Okręty zaangażowane w zakrojone na szeroką skalę manewry chińskiej Armii Ludowo-Wyzwoleńczej wycofują się z okolic Tajwanu. Niemniej, władze w Tajpej nie odwołały w środę stanu podwyższonej gotowości, ponieważ Pekin nie ogłosił formalnie końca ćwiczeń. W odpowiedzi na obecność chińskich wojsk w pobliżu wyspy tajwańskie wojsko rozmieściło na rzece Danshui He beczki, które mają zawierać materiały wybuchowe - przekazała agencja Reutera.
- Więcej aktualnych informacji znajdziesz na stronie głównej RMF24.pl.
"Sytuacja na morzu uspokoiła się, (chińskie) okręty stopniowo odpływają. Ponieważ Chiny nie ogłosiły zakończenia ćwiczeń wojskowych, centrum reagowania kryzysowego zachowuje (gotowość) operacyjną" - przekazała w mediach społecznościowych szefowa tajwańskiej Rady ds. Oceanicznych Kuan Bi-ling.
Resort obrony Tajwanu podał, że w ciągu ostatniej doby wokół wyspy operowało 77 chińskich samolotów wojskowych oraz 25 okrętów marynarki wojennej i straży przybrzeżnej.

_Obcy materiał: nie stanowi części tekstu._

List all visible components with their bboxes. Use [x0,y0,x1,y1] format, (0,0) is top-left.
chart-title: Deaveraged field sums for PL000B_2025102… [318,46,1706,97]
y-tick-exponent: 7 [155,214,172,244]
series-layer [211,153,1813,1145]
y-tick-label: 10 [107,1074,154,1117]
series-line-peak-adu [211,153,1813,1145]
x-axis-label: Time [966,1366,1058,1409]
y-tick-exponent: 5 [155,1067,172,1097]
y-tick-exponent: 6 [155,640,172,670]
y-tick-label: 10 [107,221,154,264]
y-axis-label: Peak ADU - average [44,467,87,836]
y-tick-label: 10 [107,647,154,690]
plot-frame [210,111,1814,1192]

Aż 35 maszyn przekroczyło linię mediany w Cieśninie Tajwańskiej, czyli nieformalnej granicy między ChRL a Tajwanem.
W reakcji na działania Pekinu, które Tajpej potępiło jako "rażącą prowokację" i zagrożenie dla bezpieczeństwa regionalnego, na wyspie odwołano dziesiątki lotów cywilnych. Wojsko wysłało w rejon ćwiczeń własne myśliwce, a siły lądowe przeprowadziły ćwiczenia szybkiego reagowania. Na rzece Danshui He rozmieszczono także beczki, które mają zawierać materiały wybuchowe.